Installed a fresh minimal template and added the networking-agent and firefox to the template, and then I made 5 test qubes with the template.

I tried using the whiskermenu and starting firefox as fast as possible, all 5 qubes worked. I tried doing the same from the terminal with 5 terminals open and the command ready to execute, same result all 5 qubes worked. Tested both methods a second time with the same results.

I am using a reasonable fast desktop CPU, if this is a race condition it might not trigger on my system.

Sven · January 11, 2023, 4:48pm

@cayce all as in all … there are only debian minimal based templates/qubes. I also documented how I create them in this forum and on my website (unfinished draft).

@enmus very interesting. I’ll give this a try soon.

BEBF738VD · January 11, 2023, 5:08pm

What kernel are you running on dom0 and vms?

I’ve also been running an all-debian minimal setup (kernel-latest for dom0 and 5.10 for vms) for months now without a single issue, so the situation you’ve described is indeed weird.

Sven · January 11, 2023, 5:23pm

@bebf738vd dom0 and all qubes run 5.15.81-1.fc32.qubes.x86_64

New templates did not solve the issue, now recreating qubes and moving app data manually. If that doesn’t fix it I will take @enums advice and (temporarily?) switch my stuff over to fedora-minimal based.

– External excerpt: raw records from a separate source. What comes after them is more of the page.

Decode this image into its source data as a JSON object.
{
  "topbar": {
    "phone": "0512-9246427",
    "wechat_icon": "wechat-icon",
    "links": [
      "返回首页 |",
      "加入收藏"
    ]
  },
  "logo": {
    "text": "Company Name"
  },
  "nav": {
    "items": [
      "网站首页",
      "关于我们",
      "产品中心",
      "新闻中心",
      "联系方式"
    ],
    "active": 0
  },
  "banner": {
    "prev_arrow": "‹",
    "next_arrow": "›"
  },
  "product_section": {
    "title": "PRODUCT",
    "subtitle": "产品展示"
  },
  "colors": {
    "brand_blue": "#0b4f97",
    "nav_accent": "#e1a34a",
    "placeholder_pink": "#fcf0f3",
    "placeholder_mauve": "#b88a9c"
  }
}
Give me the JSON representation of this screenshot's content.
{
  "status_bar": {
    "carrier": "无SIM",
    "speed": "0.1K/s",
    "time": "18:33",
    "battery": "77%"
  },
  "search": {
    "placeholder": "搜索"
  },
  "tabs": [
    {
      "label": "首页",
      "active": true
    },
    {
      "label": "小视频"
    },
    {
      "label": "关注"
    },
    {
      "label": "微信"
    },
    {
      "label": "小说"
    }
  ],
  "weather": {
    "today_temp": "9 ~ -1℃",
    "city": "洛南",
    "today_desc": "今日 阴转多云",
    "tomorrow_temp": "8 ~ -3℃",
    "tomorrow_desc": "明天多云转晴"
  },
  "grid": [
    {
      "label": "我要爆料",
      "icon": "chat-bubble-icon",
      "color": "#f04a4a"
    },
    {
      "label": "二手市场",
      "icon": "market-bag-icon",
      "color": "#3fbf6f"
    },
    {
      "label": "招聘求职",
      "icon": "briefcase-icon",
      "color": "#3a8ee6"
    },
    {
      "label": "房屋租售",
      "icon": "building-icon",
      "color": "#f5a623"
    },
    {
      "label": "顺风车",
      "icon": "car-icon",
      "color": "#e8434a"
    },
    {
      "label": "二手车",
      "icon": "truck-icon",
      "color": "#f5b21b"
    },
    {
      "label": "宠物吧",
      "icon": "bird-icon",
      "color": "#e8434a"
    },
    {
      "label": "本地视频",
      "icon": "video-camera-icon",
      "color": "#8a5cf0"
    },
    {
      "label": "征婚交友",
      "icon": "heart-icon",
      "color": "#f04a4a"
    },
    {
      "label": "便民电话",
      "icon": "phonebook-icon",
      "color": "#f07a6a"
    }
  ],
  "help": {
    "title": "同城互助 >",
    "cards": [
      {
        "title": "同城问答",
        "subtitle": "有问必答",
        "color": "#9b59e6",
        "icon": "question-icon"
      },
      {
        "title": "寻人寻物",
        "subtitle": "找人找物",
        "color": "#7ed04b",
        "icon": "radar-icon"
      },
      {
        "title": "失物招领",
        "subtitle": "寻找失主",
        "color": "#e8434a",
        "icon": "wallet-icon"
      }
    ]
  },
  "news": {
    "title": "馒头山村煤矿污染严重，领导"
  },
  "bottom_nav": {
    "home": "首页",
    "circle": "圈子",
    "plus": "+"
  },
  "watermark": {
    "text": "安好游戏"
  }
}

cayce · January 11, 2023, 5:38pm

I’m in the same boat as @BEBF738VD … Indeed sounds very strange; especially with the t430.

Is it possible some update/policy was pushed to your upstream router? Have you the same experience when leveraging an alternate uplink? Might be worth heading to a local cafe to see if the problem persists.

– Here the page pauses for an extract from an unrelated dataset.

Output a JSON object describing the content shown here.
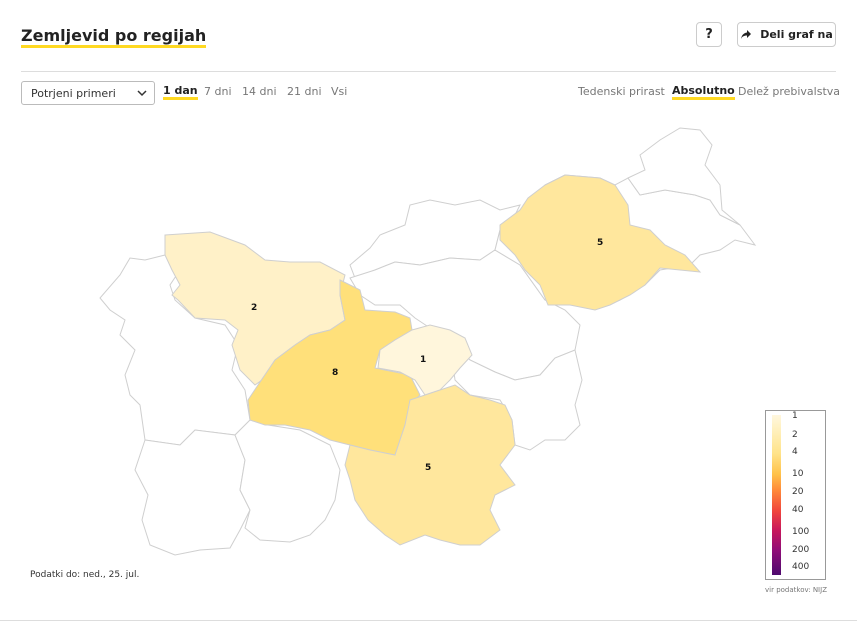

Outside of this, have you grepped your logs for any sign of the hardware issues/failure?

Reaching, I know ..

Have any animals in the household? Maybe upon the case up and hit it with some compressed air?

enmus · January 11, 2023, 9:00pm

When you decide this, you can PM me and I can send you my notes on creating different templates and use cases. They look for example like:

fedora-37-min-sys-usb-xHCI-template
--------------------------------
mlocate qubes-input-proxy-sender qubes-usb-proxy usbutils 
Maybe it is needed
[user@dom0 ~]$ qvm-pci attach --persistent --option permissive=true sys-usb dom0:00_14.0

fedora-37-min-sys-firewall-template
-------------------------------
iproute iptables-legacy iptables-legacy-libs iptables-libs nftables qubes-core-agent-dom0-updates qubes-core-agent-networking tinyproxy

etc…

Sven · January 11, 2023, 11:29pm

Ok, here are all the things I did:

recreated all templates based on debian-11-minimal
recreated all qubes from scratch based on the new templates and then manually imported the respective settings and data
recreated system and web template based on fedora-36-minimal

In all cases I get the same behavior:

the dispvm always has connectivity
the mail qubes always have connectivity
the other web qubes sometimes have, sometimes don’t … in two cases they lost connectivity while running (other qubes remained online)

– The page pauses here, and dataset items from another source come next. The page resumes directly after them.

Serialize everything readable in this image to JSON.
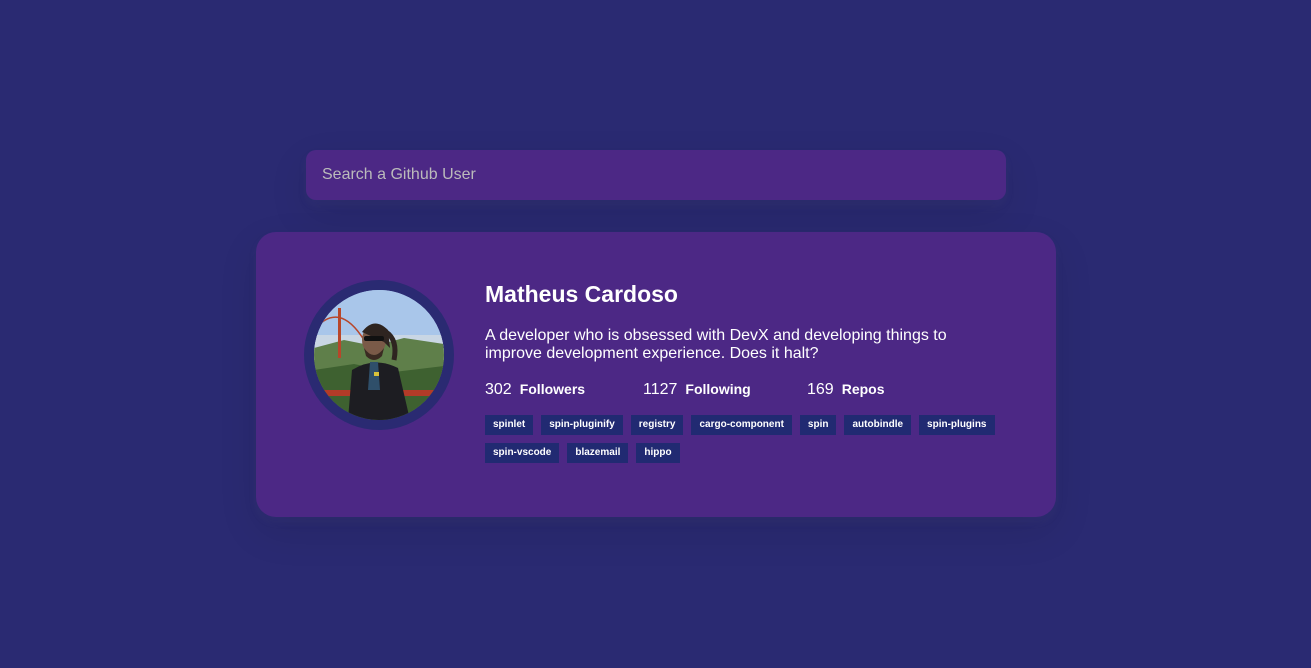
{
  "search": {
    "placeholder": "Search a Github User",
    "value": ""
  },
  "profile": {
    "name": "Matheus Cardoso",
    "bio": "A developer who is obsessed with DevX and developing things to improve development experience. Does it halt?",
    "avatar_alt": "avatar",
    "stats": {
      "followers_count": "302",
      "followers_label": "Followers",
      "following_count": "1127",
      "following_label": "Following",
      "repos_count": "169",
      "repos_label": "Repos"
    },
    "repos": [
      "spinlet",
      "spin-pluginify",
      "registry",
      "cargo-component",
      "spin",
      "autobindle",
      "spin-plugins",
      "spin-vscode",
      "blazemail",
      "hippo"
    ]
  },
  "colors": {
    "background": "#2a2a72",
    "card": "#4c2885",
    "repo_badge": "#212a72",
    "text": "#ffffff"
  }
}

I see no hints in dom0 logs.

I cannot overstate how stressful this is. This machine has been my daily driver for a long time. My setup is stable-stable. No tweaking not even installing new apps. I’ve been using it the way it was for months.

Karma?

kysstfafm · January 11, 2023, 11:52pm

I’m likely off-base but:

Does it make sense to investigate any iptables-related logging (I have not looked up yet to see what all keeps logs - iptables not among them?) for the purpose of checking on the web VMs that have then lose then regain connectivity? You say that you looked at dom0 logs but maybe selectively with key VMs (sys-net or equivalent et al) some highly specific networking-related software for any that keep logs? If you modded enough to be able to run wireshark on a few VMs for internal data collection points (within a web VM or outside of it in a VM further along the path), then perhaps you could collect usable info about what actually happens when the loss happens.

cayce · January 12, 2023, 1:48am

Maybe Layer 7?

CVE-2022-23529

Sven · January 13, 2023, 8:11pm

Thanks for all the input. I will do a complete reinstall and start off with standard Fedora templates and create my qubes from scratch. I won’t make any changes in dom0 at all. Not even whisker menu or redshift.

Then I will test this on both of my identical T430.

If I still see issues then, I guess I’ll file a bug report.